25 July 2007

Faith and Theodicy

A rather important lesson of faith that I learned in Kenya:


I don't have much, they certainly do.


That's what it boils down too. Culture. Distance. Lifestyle. I have everything I need. If my job doesn't provide me with enough money and to spare, I have my parents to fall back on. I take my easy life for granted.


But most people around the world do not live like that. They must depend fully on God for every need. They have such faith and such faithfulness in the little things. They don't get bored by repetition, but menial tasks. Each is vitally important and well-worth doing.

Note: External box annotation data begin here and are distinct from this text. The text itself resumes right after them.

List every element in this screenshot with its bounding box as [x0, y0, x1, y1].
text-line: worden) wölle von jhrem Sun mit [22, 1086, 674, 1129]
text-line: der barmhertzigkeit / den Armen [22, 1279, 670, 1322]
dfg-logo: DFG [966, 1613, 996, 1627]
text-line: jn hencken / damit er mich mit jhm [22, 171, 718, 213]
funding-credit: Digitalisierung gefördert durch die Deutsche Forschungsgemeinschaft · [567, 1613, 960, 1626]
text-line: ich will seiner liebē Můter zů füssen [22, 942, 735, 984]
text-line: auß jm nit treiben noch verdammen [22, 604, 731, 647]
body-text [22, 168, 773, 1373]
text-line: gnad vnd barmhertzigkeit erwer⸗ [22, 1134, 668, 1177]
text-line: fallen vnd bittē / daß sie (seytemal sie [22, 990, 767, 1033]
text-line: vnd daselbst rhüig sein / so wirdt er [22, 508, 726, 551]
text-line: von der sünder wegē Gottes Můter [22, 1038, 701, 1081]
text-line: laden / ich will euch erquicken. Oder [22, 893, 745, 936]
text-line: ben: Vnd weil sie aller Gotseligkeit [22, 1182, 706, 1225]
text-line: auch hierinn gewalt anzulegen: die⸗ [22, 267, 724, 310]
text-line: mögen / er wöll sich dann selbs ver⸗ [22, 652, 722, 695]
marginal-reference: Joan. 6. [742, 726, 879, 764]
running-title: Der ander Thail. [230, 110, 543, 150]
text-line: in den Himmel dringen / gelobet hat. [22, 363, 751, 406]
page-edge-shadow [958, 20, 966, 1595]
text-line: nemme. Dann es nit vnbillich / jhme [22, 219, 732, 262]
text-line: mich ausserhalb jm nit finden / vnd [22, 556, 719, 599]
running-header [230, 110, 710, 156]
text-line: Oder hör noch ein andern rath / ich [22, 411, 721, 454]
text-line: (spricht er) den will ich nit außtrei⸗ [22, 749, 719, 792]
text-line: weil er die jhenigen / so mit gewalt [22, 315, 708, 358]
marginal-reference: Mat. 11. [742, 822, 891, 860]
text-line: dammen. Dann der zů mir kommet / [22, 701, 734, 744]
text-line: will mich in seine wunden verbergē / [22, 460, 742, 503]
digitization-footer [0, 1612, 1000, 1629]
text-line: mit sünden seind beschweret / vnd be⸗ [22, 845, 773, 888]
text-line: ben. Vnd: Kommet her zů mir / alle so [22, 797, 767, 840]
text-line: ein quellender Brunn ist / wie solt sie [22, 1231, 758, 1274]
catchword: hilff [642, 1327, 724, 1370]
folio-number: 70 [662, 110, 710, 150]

I wish I could find something like that.




In another breath I'd like to express some confusion about the paradoxes of proximity contrast. That sounds like quite a nice sentence but it means nothing yet. What I mean is that I've never really had a problem with theodicy, the problem of evil. That is to say, I know evil exists and I understand that God does as well, but I never had the problem of faith so many others express.


Until I traveled to Kenya.


Now, I've been to some very poor parts of the world. The Tarahumara of Mexico are still quite the poorest people I've encountered, but it was the contrast that struck me in Kenya. We stayed in the city. We stayed with basically middle-class Christian families. We visited the 10/10 Project's partners in the slums with several Kenyan students from the church. I was shocked that some of them had never before been to the slums. The slums that make up at least half of the population of Nairobi and are located only a few miles from these people's homes. I realized then that ignorance is not a strictly American pastime. America simply takes it to a higher level. We're dumb on purpose. Others are simply uninformed. That's how I interpret it.


So with this contrast and my extended knowledge of the subject matter and hand (namely poverty, through classes) I found that I did have a small problem with the whole theodicy thing. Then I referred back to my initial point about faith. And I realized that, again, it is I who am the problem.


God doesn't have problems. Only answers.